Parecia muito daquelas cenas que só se vêem nos filmes, mas também porque não?! Também houve há pouco tempo o anúncio que correu os 6 Continentes “O melhor trabalho do Mundo” e era real. Estas coisas às vezes existem. Tem de ser mais fácil do que parece. Estava decidida, uma temporada ainda meio incerta algures numa praia amazonas, era o próximo destino.

Pega no comando da tv, abre na Sic noticias, e de repente a decisão parece outra vez ridícula e absurda. Mas desta vez, Matilde tratou de parar de pensar, e marcou a passagem.

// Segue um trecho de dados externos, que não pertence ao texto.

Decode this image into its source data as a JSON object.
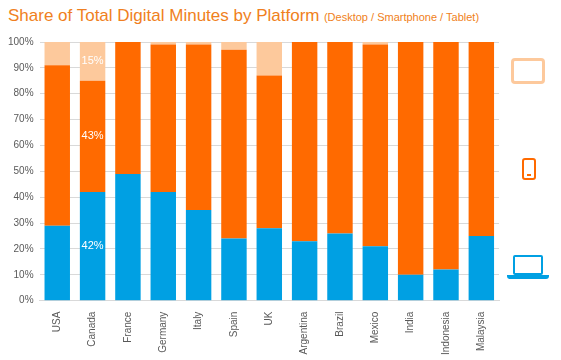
{
  "chart_data": {
    "type": "bar",
    "title": "Share of Total Digital Minutes by Platform",
    "subtitle": "(Desktop / Smartphone / Tablet)",
    "categories": [
      "USA",
      "Canada",
      "France",
      "Germany",
      "Italy",
      "Spain",
      "UK",
      "Argentina",
      "Brazil",
      "Mexico",
      "India",
      "Indonesia",
      "Malaysia"
    ],
    "series": [
      {
        "name": "Desktop",
        "color": "#00a0e3",
        "values": [
          29,
          42,
          49,
          42,
          35,
          24,
          28,
          23,
          26,
          21,
          10,
          12,
          25
        ],
        "value_labels": [
          null,
          "42%",
          null,
          null,
          null,
          null,
          null,
          null,
          null,
          null,
          null,
          null,
          null
        ]
      },
      {
        "name": "Smartphone",
        "color": "#ff6a00",
        "values": [
          62,
          43,
          51,
          57,
          64,
          73,
          59,
          77,
          74,
          78,
          90,
          88,
          75
        ],
        "value_labels": [
          null,
          "43%",
          null,
          null,
          null,
          null,
          null,
          null,
          null,
          null,
          null,
          null,
          null
        ]
      },
      {
        "name": "Tablet",
        "color": "#fdc99c",
        "values": [
          9,
          15,
          0,
          1,
          1,
          3,
          13,
          0,
          0,
          1,
          0,
          0,
          0
        ],
        "value_labels": [
          null,
          "15%",
          null,
          null,
          null,
          null,
          null,
          null,
          null,
          null,
          null,
          null,
          null
        ]
      }
    ],
    "stacked": true,
    "grid": true,
    "ylim": [
      0,
      100
    ],
    "yticks": [
      {
        "value": 0,
        "label": "0%"
      },
      {
        "value": 10,
        "label": "10%"
      },
      {
        "value": 20,
        "label": "20%"
      },
      {
        "value": 30,
        "label": "30%"
      },
      {
        "value": 40,
        "label": "40%"
      },
      {
        "value": 50,
        "label": "50%"
      },
      {
        "value": 60,
        "label": "60%"
      },
      {
        "value": 70,
        "label": "70%"
      },
      {
        "value": 80,
        "label": "80%"
      },
      {
        "value": 90,
        "label": "90%"
      },
      {
        "value": 100,
        "label": "100%"
      }
    ]
  }
}
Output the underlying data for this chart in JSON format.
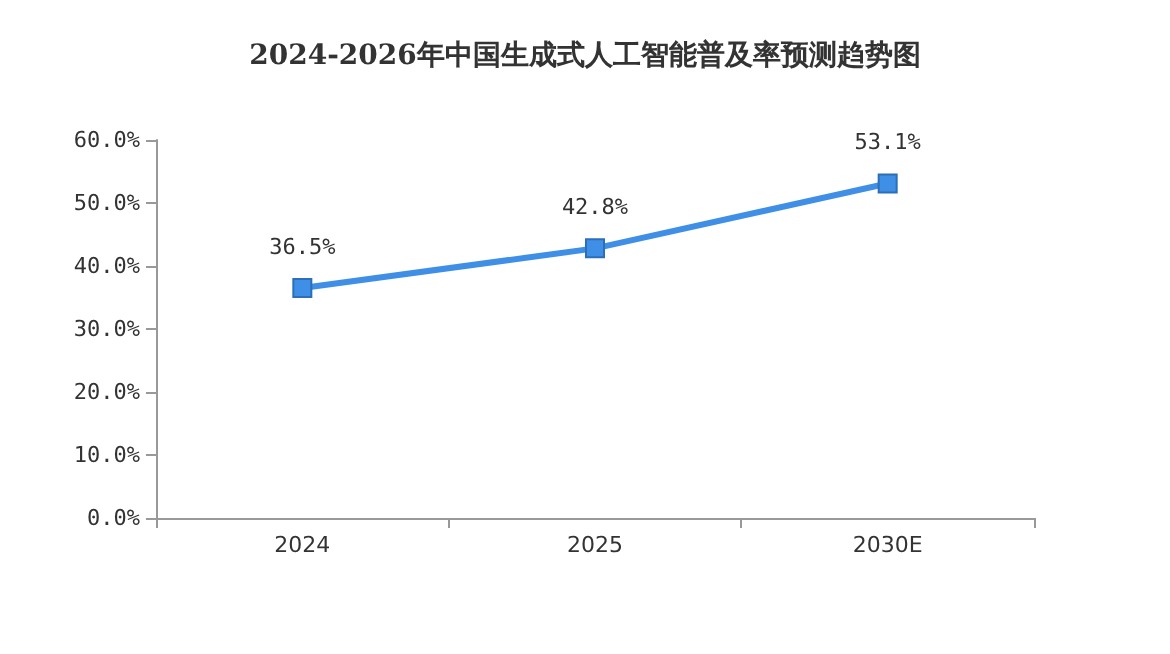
{
  "chart_data": {
    "type": "line",
    "title": "2024-2026年中国生成式人工智能普及率预测趋势图",
    "categories": [
      "2024",
      "2025",
      "2030E"
    ],
    "values": [
      36.5,
      42.8,
      53.1
    ],
    "value_labels": [
      "36.5%",
      "42.8%",
      "53.1%"
    ],
    "color": "#3f8fe6",
    "marker": "square",
    "ylim": [
      0,
      60
    ],
    "yticks": [
      {
        "value": 0,
        "label": "0.0%"
      },
      {
        "value": 10,
        "label": "10.0%"
      },
      {
        "value": 20,
        "label": "20.0%"
      },
      {
        "value": 30,
        "label": "30.0%"
      },
      {
        "value": 40,
        "label": "40.0%"
      },
      {
        "value": 50,
        "label": "50.0%"
      },
      {
        "value": 60,
        "label": "60.0%"
      }
    ]
  }
}
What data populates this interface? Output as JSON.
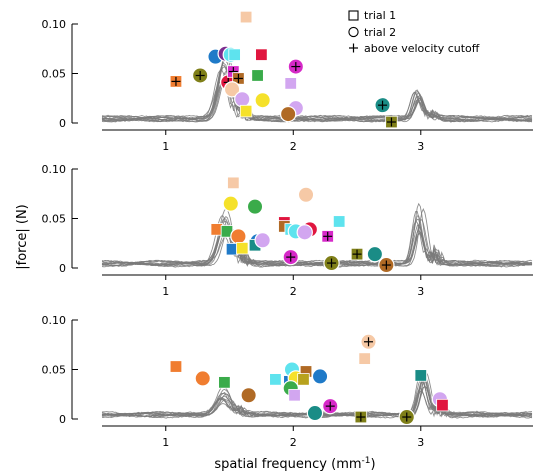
{
  "chart_data": {
    "type": "line+scatter",
    "xlabel": "spatial frequency (mm",
    "xlabel_sup": "-1",
    "xlabel_end": ")",
    "ylabel": "|force| (N)",
    "xlim": [
      0.5,
      3.88
    ],
    "ylim": [
      0,
      0.1
    ],
    "xticks": [
      "1",
      "2",
      "3"
    ],
    "yticks": [
      "0",
      "0.05",
      "0.10"
    ],
    "grid": false,
    "legend_position": "top-right",
    "legend": [
      {
        "marker": "square",
        "label": "trial 1"
      },
      {
        "marker": "circle",
        "label": "trial 2"
      },
      {
        "marker": "plus",
        "label": "above velocity cutoff"
      }
    ],
    "line_color": "#7a7a7a",
    "colors": {
      "blue": "#1f7ac8",
      "magenta": "#d629c8",
      "purple": "#7b2d8e",
      "cyan": "#5ee3ee",
      "lavender": "#d2a6f0",
      "red": "#e0163f",
      "gold": "#b8a21e",
      "yellow": "#f5e12a",
      "orange": "#f07d30",
      "peach": "#f6c9a6",
      "green": "#3aab4a",
      "brown": "#b06a25",
      "olive": "#7f7f18",
      "teal": "#1a8c86"
    },
    "panels": [
      {
        "xticks": [
          1,
          2,
          3
        ],
        "peaks": [
          {
            "center": 1.45,
            "amps": [
              0.055,
              0.048,
              0.062,
              0.04,
              0.052,
              0.045,
              0.066,
              0.035,
              0.058,
              0.05,
              0.043,
              0.06
            ],
            "width": 0.07
          },
          {
            "center": 2.97,
            "amps": [
              0.03,
              0.024,
              0.02,
              0.028,
              0.022,
              0.026,
              0.018,
              0.025,
              0.021,
              0.027,
              0.023,
              0.019
            ],
            "width": 0.05
          }
        ],
        "points": [
          {
            "x": 1.08,
            "y": 0.042,
            "marker": "square",
            "color": "orange",
            "cut": true
          },
          {
            "x": 1.27,
            "y": 0.048,
            "marker": "circle",
            "color": "olive",
            "cut": true
          },
          {
            "x": 1.39,
            "y": 0.067,
            "marker": "circle",
            "color": "blue",
            "cut": false
          },
          {
            "x": 1.47,
            "y": 0.07,
            "marker": "circle",
            "color": "purple",
            "cut": false
          },
          {
            "x": 1.51,
            "y": 0.069,
            "marker": "circle",
            "color": "cyan",
            "cut": false
          },
          {
            "x": 1.49,
            "y": 0.041,
            "marker": "circle",
            "color": "red",
            "cut": true
          },
          {
            "x": 1.54,
            "y": 0.069,
            "marker": "square",
            "color": "cyan",
            "cut": false
          },
          {
            "x": 1.53,
            "y": 0.052,
            "marker": "square",
            "color": "magenta",
            "cut": true
          },
          {
            "x": 1.57,
            "y": 0.045,
            "marker": "square",
            "color": "brown",
            "cut": true
          },
          {
            "x": 1.52,
            "y": 0.034,
            "marker": "circle",
            "color": "peach",
            "cut": false
          },
          {
            "x": 1.6,
            "y": 0.024,
            "marker": "circle",
            "color": "lavender",
            "cut": false
          },
          {
            "x": 1.63,
            "y": 0.107,
            "marker": "square",
            "color": "peach",
            "cut": false
          },
          {
            "x": 1.63,
            "y": 0.012,
            "marker": "square",
            "color": "yellow",
            "cut": false
          },
          {
            "x": 1.72,
            "y": 0.048,
            "marker": "square",
            "color": "green",
            "cut": false
          },
          {
            "x": 1.75,
            "y": 0.069,
            "marker": "square",
            "color": "red",
            "cut": false
          },
          {
            "x": 1.76,
            "y": 0.023,
            "marker": "circle",
            "color": "yellow",
            "cut": false
          },
          {
            "x": 1.98,
            "y": 0.04,
            "marker": "square",
            "color": "lavender",
            "cut": false
          },
          {
            "x": 2.02,
            "y": 0.057,
            "marker": "circle",
            "color": "magenta",
            "cut": true
          },
          {
            "x": 2.02,
            "y": 0.015,
            "marker": "circle",
            "color": "lavender",
            "cut": false
          },
          {
            "x": 1.96,
            "y": 0.009,
            "marker": "circle",
            "color": "brown",
            "cut": false
          },
          {
            "x": 2.7,
            "y": 0.018,
            "marker": "circle",
            "color": "teal",
            "cut": true
          },
          {
            "x": 2.77,
            "y": 0.001,
            "marker": "square",
            "color": "olive",
            "cut": true
          }
        ]
      },
      {
        "xticks": [
          1,
          2,
          3
        ],
        "peaks": [
          {
            "center": 1.47,
            "amps": [
              0.042,
              0.036,
              0.048,
              0.03,
              0.04,
              0.034,
              0.052,
              0.028,
              0.045,
              0.038,
              0.033,
              0.047
            ],
            "width": 0.07
          },
          {
            "center": 2.99,
            "amps": [
              0.06,
              0.045,
              0.04,
              0.052,
              0.035,
              0.048,
              0.03,
              0.042,
              0.038,
              0.055,
              0.033,
              0.044
            ],
            "width": 0.05
          }
        ],
        "points": [
          {
            "x": 1.53,
            "y": 0.086,
            "marker": "square",
            "color": "peach",
            "cut": false
          },
          {
            "x": 1.51,
            "y": 0.065,
            "marker": "circle",
            "color": "yellow",
            "cut": false
          },
          {
            "x": 1.7,
            "y": 0.062,
            "marker": "circle",
            "color": "green",
            "cut": false
          },
          {
            "x": 1.4,
            "y": 0.039,
            "marker": "square",
            "color": "orange",
            "cut": false
          },
          {
            "x": 1.48,
            "y": 0.037,
            "marker": "square",
            "color": "green",
            "cut": false
          },
          {
            "x": 1.57,
            "y": 0.032,
            "marker": "circle",
            "color": "orange",
            "cut": false
          },
          {
            "x": 1.52,
            "y": 0.019,
            "marker": "square",
            "color": "blue",
            "cut": false
          },
          {
            "x": 1.6,
            "y": 0.02,
            "marker": "square",
            "color": "yellow",
            "cut": false
          },
          {
            "x": 1.72,
            "y": 0.027,
            "marker": "circle",
            "color": "blue",
            "cut": false
          },
          {
            "x": 1.7,
            "y": 0.023,
            "marker": "square",
            "color": "teal",
            "cut": false
          },
          {
            "x": 1.76,
            "y": 0.028,
            "marker": "circle",
            "color": "lavender",
            "cut": false
          },
          {
            "x": 1.93,
            "y": 0.046,
            "marker": "square",
            "color": "red",
            "cut": false
          },
          {
            "x": 1.93,
            "y": 0.042,
            "marker": "square",
            "color": "brown",
            "cut": false
          },
          {
            "x": 1.98,
            "y": 0.039,
            "marker": "square",
            "color": "cyan",
            "cut": false
          },
          {
            "x": 2.02,
            "y": 0.037,
            "marker": "circle",
            "color": "cyan",
            "cut": false
          },
          {
            "x": 2.1,
            "y": 0.074,
            "marker": "circle",
            "color": "peach",
            "cut": false
          },
          {
            "x": 2.13,
            "y": 0.039,
            "marker": "circle",
            "color": "red",
            "cut": false
          },
          {
            "x": 2.09,
            "y": 0.036,
            "marker": "circle",
            "color": "lavender",
            "cut": false
          },
          {
            "x": 2.27,
            "y": 0.032,
            "marker": "square",
            "color": "magenta",
            "cut": true
          },
          {
            "x": 2.36,
            "y": 0.047,
            "marker": "square",
            "color": "cyan",
            "cut": false
          },
          {
            "x": 1.98,
            "y": 0.011,
            "marker": "circle",
            "color": "magenta",
            "cut": true
          },
          {
            "x": 2.3,
            "y": 0.005,
            "marker": "circle",
            "color": "olive",
            "cut": true
          },
          {
            "x": 2.5,
            "y": 0.014,
            "marker": "square",
            "color": "olive",
            "cut": true
          },
          {
            "x": 2.64,
            "y": 0.014,
            "marker": "circle",
            "color": "teal",
            "cut": false
          },
          {
            "x": 2.73,
            "y": 0.003,
            "marker": "circle",
            "color": "brown",
            "cut": true
          }
        ]
      },
      {
        "xticks": [
          1,
          2,
          3
        ],
        "peaks": [
          {
            "center": 1.45,
            "amps": [
              0.02,
              0.016,
              0.024,
              0.013,
              0.018,
              0.022,
              0.015,
              0.026,
              0.017,
              0.021,
              0.014,
              0.019
            ],
            "width": 0.07
          },
          {
            "center": 3.02,
            "amps": [
              0.042,
              0.035,
              0.03,
              0.04,
              0.028,
              0.037,
              0.026,
              0.033,
              0.045,
              0.031,
              0.038,
              0.029
            ],
            "width": 0.05
          }
        ],
        "points": [
          {
            "x": 1.08,
            "y": 0.053,
            "marker": "square",
            "color": "orange",
            "cut": false
          },
          {
            "x": 1.29,
            "y": 0.041,
            "marker": "circle",
            "color": "orange",
            "cut": false
          },
          {
            "x": 1.46,
            "y": 0.037,
            "marker": "square",
            "color": "green",
            "cut": false
          },
          {
            "x": 1.65,
            "y": 0.024,
            "marker": "circle",
            "color": "brown",
            "cut": false
          },
          {
            "x": 1.86,
            "y": 0.04,
            "marker": "square",
            "color": "cyan",
            "cut": false
          },
          {
            "x": 1.97,
            "y": 0.038,
            "marker": "square",
            "color": "blue",
            "cut": false
          },
          {
            "x": 1.99,
            "y": 0.05,
            "marker": "circle",
            "color": "cyan",
            "cut": false
          },
          {
            "x": 2.02,
            "y": 0.041,
            "marker": "circle",
            "color": "yellow",
            "cut": false
          },
          {
            "x": 1.98,
            "y": 0.031,
            "marker": "circle",
            "color": "green",
            "cut": false
          },
          {
            "x": 2.01,
            "y": 0.024,
            "marker": "square",
            "color": "lavender",
            "cut": false
          },
          {
            "x": 2.1,
            "y": 0.048,
            "marker": "square",
            "color": "brown",
            "cut": false
          },
          {
            "x": 2.08,
            "y": 0.04,
            "marker": "square",
            "color": "gold",
            "cut": false
          },
          {
            "x": 2.21,
            "y": 0.043,
            "marker": "circle",
            "color": "blue",
            "cut": false
          },
          {
            "x": 2.17,
            "y": 0.006,
            "marker": "circle",
            "color": "teal",
            "cut": false
          },
          {
            "x": 2.29,
            "y": 0.013,
            "marker": "circle",
            "color": "magenta",
            "cut": true
          },
          {
            "x": 2.53,
            "y": 0.002,
            "marker": "square",
            "color": "olive",
            "cut": true
          },
          {
            "x": 2.56,
            "y": 0.061,
            "marker": "square",
            "color": "peach",
            "cut": false
          },
          {
            "x": 2.59,
            "y": 0.078,
            "marker": "circle",
            "color": "peach",
            "cut": true
          },
          {
            "x": 2.89,
            "y": 0.002,
            "marker": "circle",
            "color": "olive",
            "cut": true
          },
          {
            "x": 3.0,
            "y": 0.044,
            "marker": "square",
            "color": "teal",
            "cut": false
          },
          {
            "x": 3.15,
            "y": 0.02,
            "marker": "circle",
            "color": "lavender",
            "cut": false
          },
          {
            "x": 3.17,
            "y": 0.014,
            "marker": "square",
            "color": "red",
            "cut": false
          }
        ]
      }
    ]
  }
}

Uma semana depois, aterrava de havaiana no pé, e excesso de bagagem, em terras brasileiras. Em Pororoca, praia da OndaAmazonas, parecia tudo mais que perfeito. O trabalho fazia parte de uma iniciativa da ONG mais próxima, que tentava educar as crianças, com o que tinham ao seu alcance, mar e comunicação. Praia, ondas, Sol, crianças divertidas, pessoas descontraídas, porém às vezes até de mais, e poder ser útil para alguém que quer e precisa, era a combinação ideal.

Os dias passavam e cada vez mais, Matilde se ambientava à nova casa. Palhota no meio do pinhal, perto da pequena vila, junto à praia. O yoga, vá era uma vez por semana, pois de caridade o professor não era assim tão assíduo. Mas umas monitoras antigas, já conseguiam ensinar os exercícios habituais. O trabalho com as crianças era o que mais compensava. O que a terra dá chegava bem para serem felizes.

Passado 4 meses, Matilde já de pele encardida, e cabelo queimado, sentia-se bem onde estava, mas começava a sentir falta de ir à Internet, consultar o facebook como ferramenta social, ir ao cinema ver o último filme de Woody Allen, ir às compras com a mãe, e apesar de satisfeita com um que contribuía e aprendia, sentia falta de outros ideias, objectivos e conquistas. Pensava que queria trabalhar por algo mais produtivo para o seu país, algo mais próximo do que tinha estudado tantos anos. Pensava que agora, o mestrado tinha ficado para trás, e que talvez não pudesse ser.

Numa noite quente de domingo ao luar, deitada na rede da palhota, ao som da guitarra desafinada de Malu, a sua colega e já companheira de programa ecosurf , Matilde está como está de novo pensativa e inquieta, desta vez num cenário paradisíaco, onde as preocupações parecem não ter lugar. De cigarrinho “que faz rir” na mão e bloco de notas na outra, volta a abrir a folha dividida. As células das colunas agora unem-se como se do Excel se tratasse, e agora existe uma coluna que diz apenas, mas afinal “O que é que eu quero?”.